In a bid to prevent such an event happening again in Europe, the EU is preparing legislation that will target those who would misuse such personal data for a political purpose.
As the EU is a supra-national organization it doesn’t have the authority to legislate against domestic national parties. This means that the amendment the European Parliament will be seeing next year will be aimed at political groups that reach across Europe. Europe-wide coalitions of national parties will be on the block, and face fines if they misuse private and personal data. For example, if the Far-right Nationalist or Euroskeptic political groups take advantage of data offered by an analyst firm, and it turns out that data has been gathered without consent, then each coalition could face stiff penalties.
The key point of the draft legislation is that it will be targeting data that has been gathered without the explicit consent of the users. It is hoped that this will remove the danger to democracy that big data has proved itself to be in recent times. The legislation will only target a political use of the data, however. This means corporations and other businesses could, theoretically, still use data that has been gathered without user consent. There will still be an incentive for analyst firms to collect the data in the first place.

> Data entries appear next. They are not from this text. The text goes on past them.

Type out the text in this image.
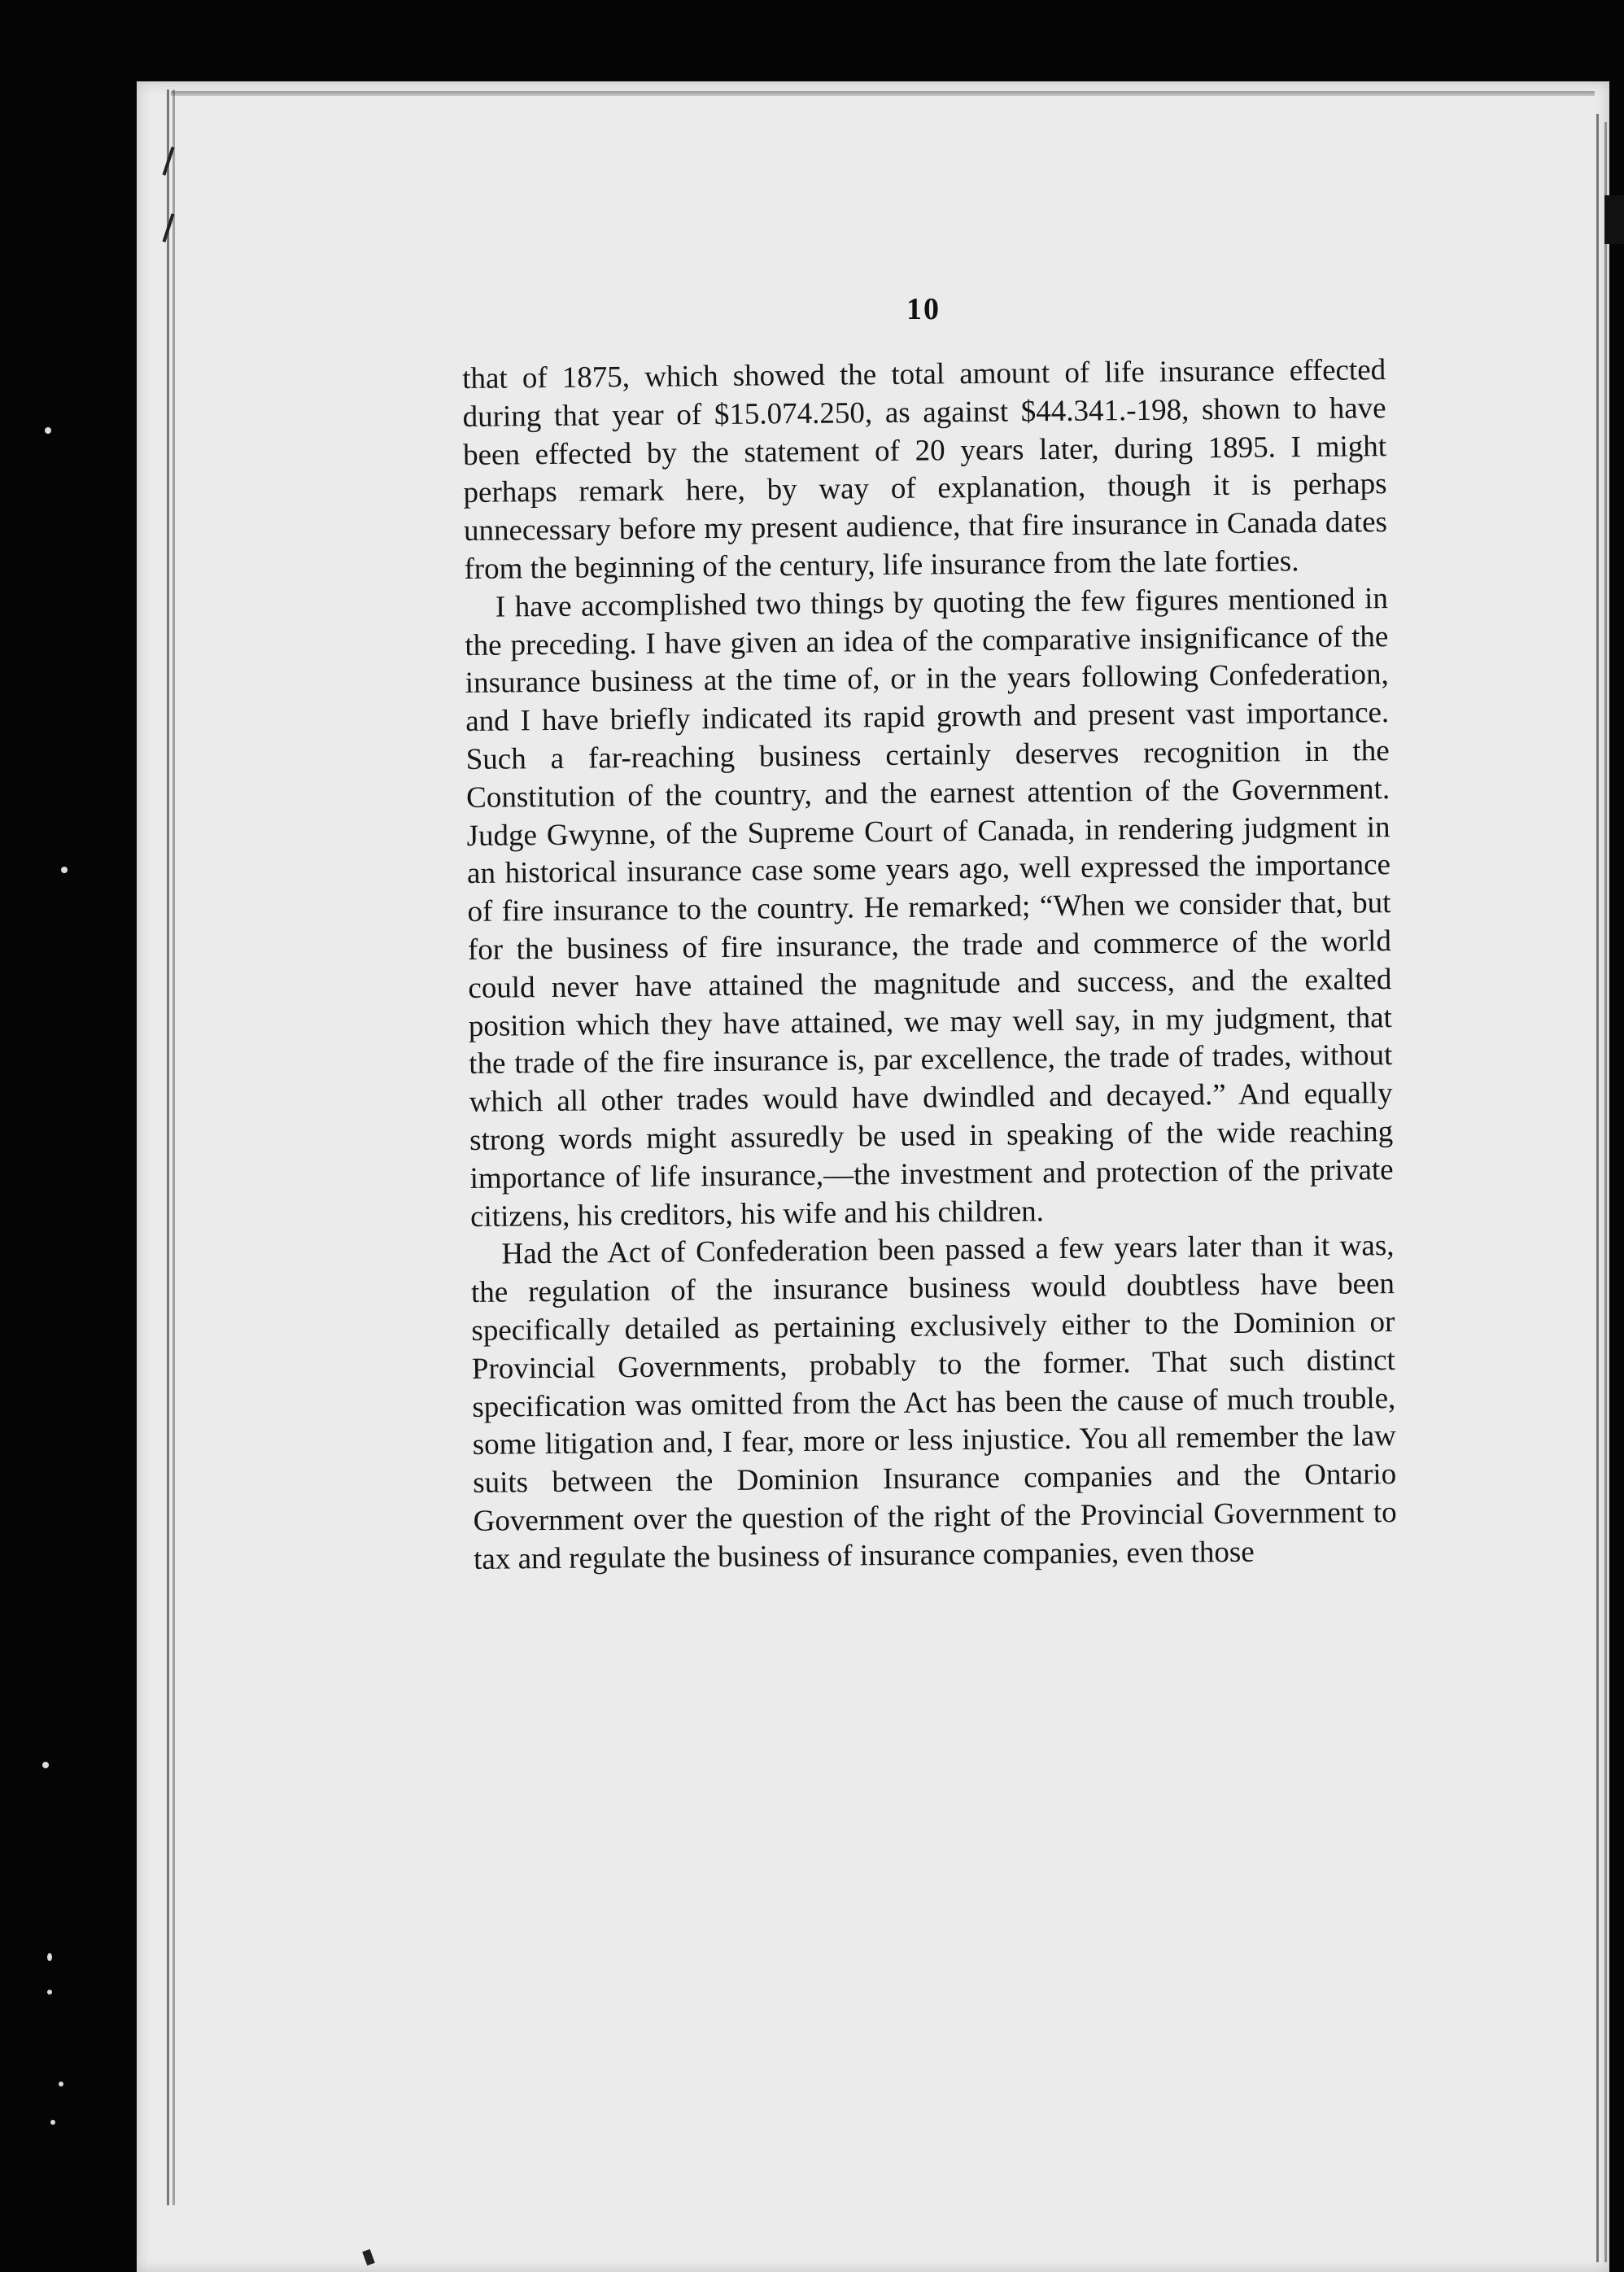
10

that of 1875, which showed the total amount of life insurance effected during that year of $15.074.250, as against $44.341.-198, shown to have been effected by the statement of 20 years later, during 1895. I might perhaps remark here, by way of explanation, though it is perhaps unnecessary before my present audience, that fire insurance in Canada dates from the beginning of the century, life insurance from the late forties.

I have accomplished two things by quoting the few figures mentioned in the preceding. I have given an idea of the comparative insignificance of the insurance business at the time of, or in the years following Confederation, and I have briefly indicated its rapid growth and present vast importance. Such a far-reaching business certainly deserves recognition in the Constitution of the country, and the earnest attention of the Government. Judge Gwynne, of the Supreme Court of Canada, in rendering judgment in an historical insurance case some years ago, well expressed the importance of fire insurance to the country. He remarked; “When we consider that, but for the business of fire insurance, the trade and commerce of the world could never have attained the magnitude and success, and the exalted position which they have attained, we may well say, in my judgment, that the trade of the fire insurance is, par excellence, the trade of trades, without which all other trades would have dwindled and decayed.” And equally strong words might assuredly be used in speaking of the wide reaching importance of life insurance,—the investment and protection of the private citizens, his creditors, his wife and his children.

Had the Act of Confederation been passed a few years later than it was, the regulation of the insurance business would doubtless have been specifically detailed as pertaining exclusively either to the Dominion or Provincial Governments, probably to the former. That such distinct specification was omitted from the Act has been the cause of much trouble, some litigation and, I fear, more or less injustice. You all remember the law suits between the Dominion Insurance companies and the Ontario Government over the question of the right of the Provincial Government to tax and regulate the business of insurance companies, even those
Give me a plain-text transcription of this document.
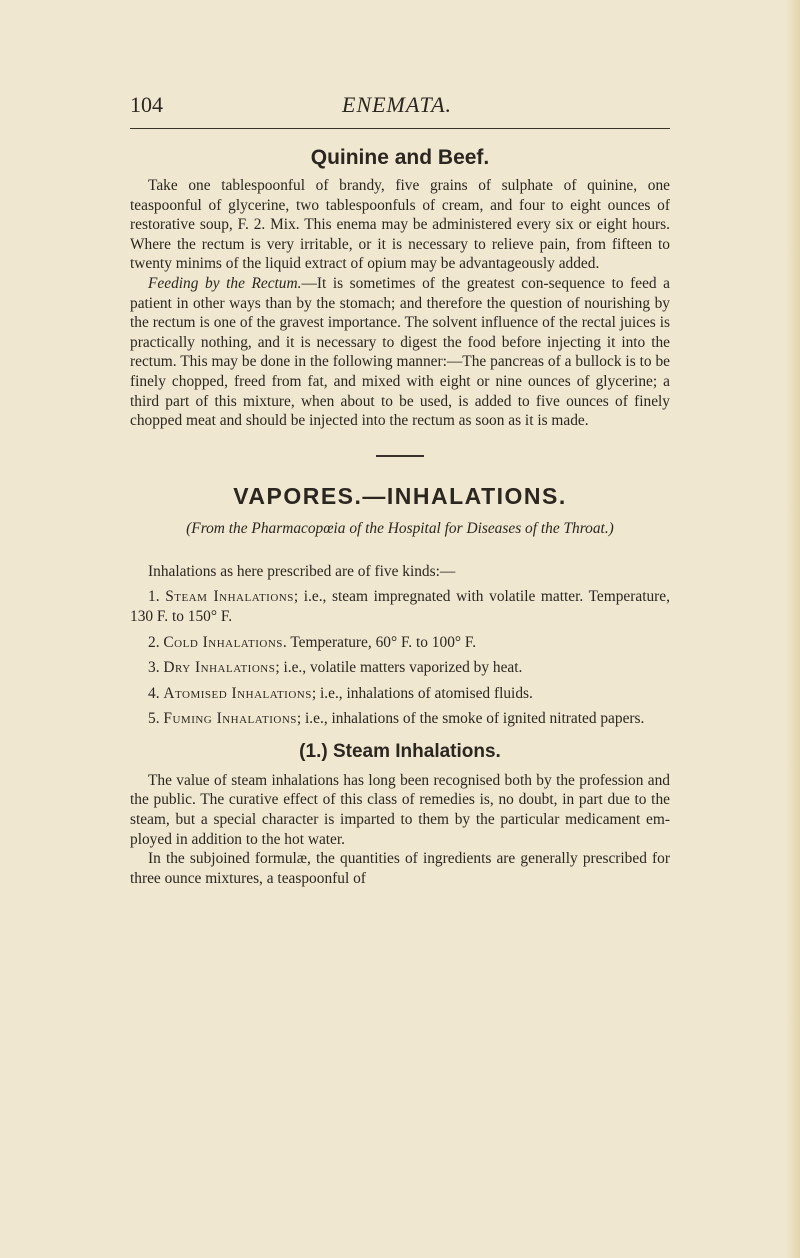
104	ENEMATA.
Quinine and Beef.

Take one tablespoonful of brandy, five grains of sulphate of quinine, one teaspoonful of glycerine, two tablespoonfuls of cream, and four to eight ounces of restorative soup, F. 2. Mix. This enema may be administered every six or eight hours. Where the rectum is very irritable, or it is necessary to relieve pain, from fifteen to twenty minims of the liquid extract of opium may be advantageously added.

Feeding by the Rectum.—It is sometimes of the greatest con-sequence to feed a patient in other ways than by the stomach; and therefore the question of nourishing by the rectum is one of the gravest importance. The solvent influence of the rectal juices is practically nothing, and it is necessary to digest the food before injecting it into the rectum. This may be done in the following manner:—The pancreas of a bullock is to be finely chopped, freed from fat, and mixed with eight or nine ounces of glycerine; a third part of this mixture, when about to be used, is added to five ounces of finely chopped meat and should be injected into the rectum as soon as it is made.

VAPORES.—INHALATIONS.
(From the Pharmacopœia of the Hospital for Diseases of the Throat.)

Inhalations as here prescribed are of five kinds:—

1. Steam Inhalations; i.e., steam impregnated with volatile matter. Temperature, 130 F. to 150° F.

2. Cold Inhalations. Temperature, 60° F. to 100° F.

3. Dry Inhalations; i.e., volatile matters vaporized by heat.

4. Atomised Inhalations; i.e., inhalations of atomised fluids.

5. Fuming Inhalations; i.e., inhalations of the smoke of ignited nitrated papers.

(1.) Steam Inhalations.

The value of steam inhalations has long been recognised both by the profession and the public. The curative effect of this class of remedies is, no doubt, in part due to the steam, but a special character is imparted to them by the particular medicament em-ployed in addition to the hot water.

In the subjoined formulæ, the quantities of ingredients are generally prescribed for three ounce mixtures, a teaspoonful of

This move marks the latest in an ongoing campaign against the misuse of data by the EU. If you have an email address, then you’ll no doubt have been overrun recently by a string of emails talking about updated terms and conditions. These were a result of the GDPR legislation that came from the European Parliament.
With the GDPR issue, the EU is a regulatory superpower as it legislates to such a large proportion of internet users. This means it is preferable for internet companies to make the necessary changes for all their customers, rather than just for those living in the jurisdiction of the lawmakers. It was cheaper to comply to GDPR regulations for everybody rather just those living in places where the regulations applied. This won’t be the case for this new draft piece of legislation, but there is every chance that other lawmakers could follow the EU’s example.